Dans ces diverses filières, le sujet reste sensible puisque l’évolution des réglementations en faveur d’une plus grande incorporation de matières recyclées dans les produits textiles reste une préoccupation en France et à l’échelle de l’Union européenne. Selon le rapport annuel sur le marché des matériaux de l’ONG californienne Textile Exchange, « le polyester reste la fibre la plus produite au monde, représentant 59 % de la production mondiale de fibres en 2024, contre 57 % en 2023. En termes de volume, la production de fibres de polyester est passée de 71 millions de tonnes en 2023 à 78 millions de tonnes en 2024. » La part de PET recyclé se maintient aux alentours de 12 %, en sachant que « 98 % du polyester recyclé est encore principalement fabriqué à partir de bouteilles en plastique » et que les systèmes de recyclage textile-to-textile du polyester sont toujours en cours de développement. Les autres fibres de synthèse (polyamide, élasthanne, polypropylène, fibre acrylique) affichent des taux de recyclage compris entre 0,4 % et 3,2 % en 2024 d’après le rapport.
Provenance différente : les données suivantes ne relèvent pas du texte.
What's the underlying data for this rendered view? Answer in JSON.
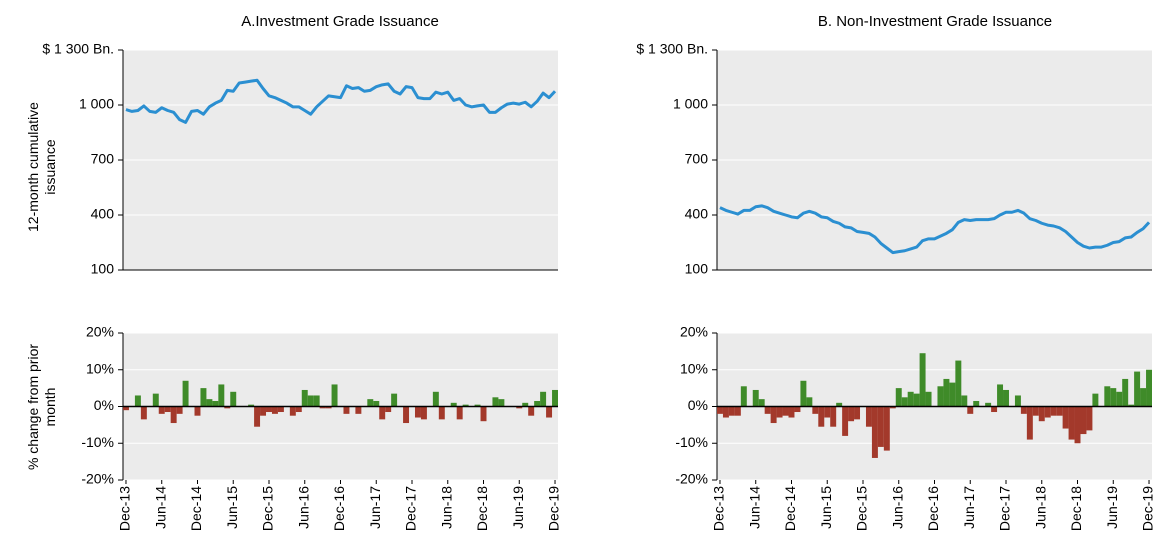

L’urgence des filières de recyclage textiles
En France, selon le bilan annuel de l’Ademe sur la filière des textiles neufs d’habillement, linge de maison et chaussures (TLC) basé sur les données de l’éco-organisme ReFashion, près de 811 500 tonnes de TLC neufs ont été mis sur le marché en 2023. Mais seulement 268 000 tonnes de TLC ont été collectés par des opérateurs conventionnés avec l’éco-organisme, ce qui représente un taux de collecte de près de 36 %, en deçà des chiffres de 2022. Au final, seulement 180 000 tonnes de TLC, convenablement triés, ont intégré des voies de valorisation, avec 59 % de réutilisation et 33 % de recyclage. La structuration d’une chaîne de valeur autour du recyclage doit aussi composer avec l’augmentation massive des déchets textiles ces quinze dernières années, tirée par le développement rapide de l’ultra fast fashion, couplé à la fermeture progressive de débouchés à l’export pour les vêtements de seconde main, notamment à destination de l’Afrique. En 2022, le ministère de la Transition écologique a lancé une feuille de route 2023-2028 pour la filière. Le plan prévoyait un milliard d’euros de financements grâce aux éco-contributions des producteurs avec l’objectif – très ambitieux à l’époque – d’atteindre, dans cinq ans, 60 % de textiles collectés et 80 % de textiles recyclés.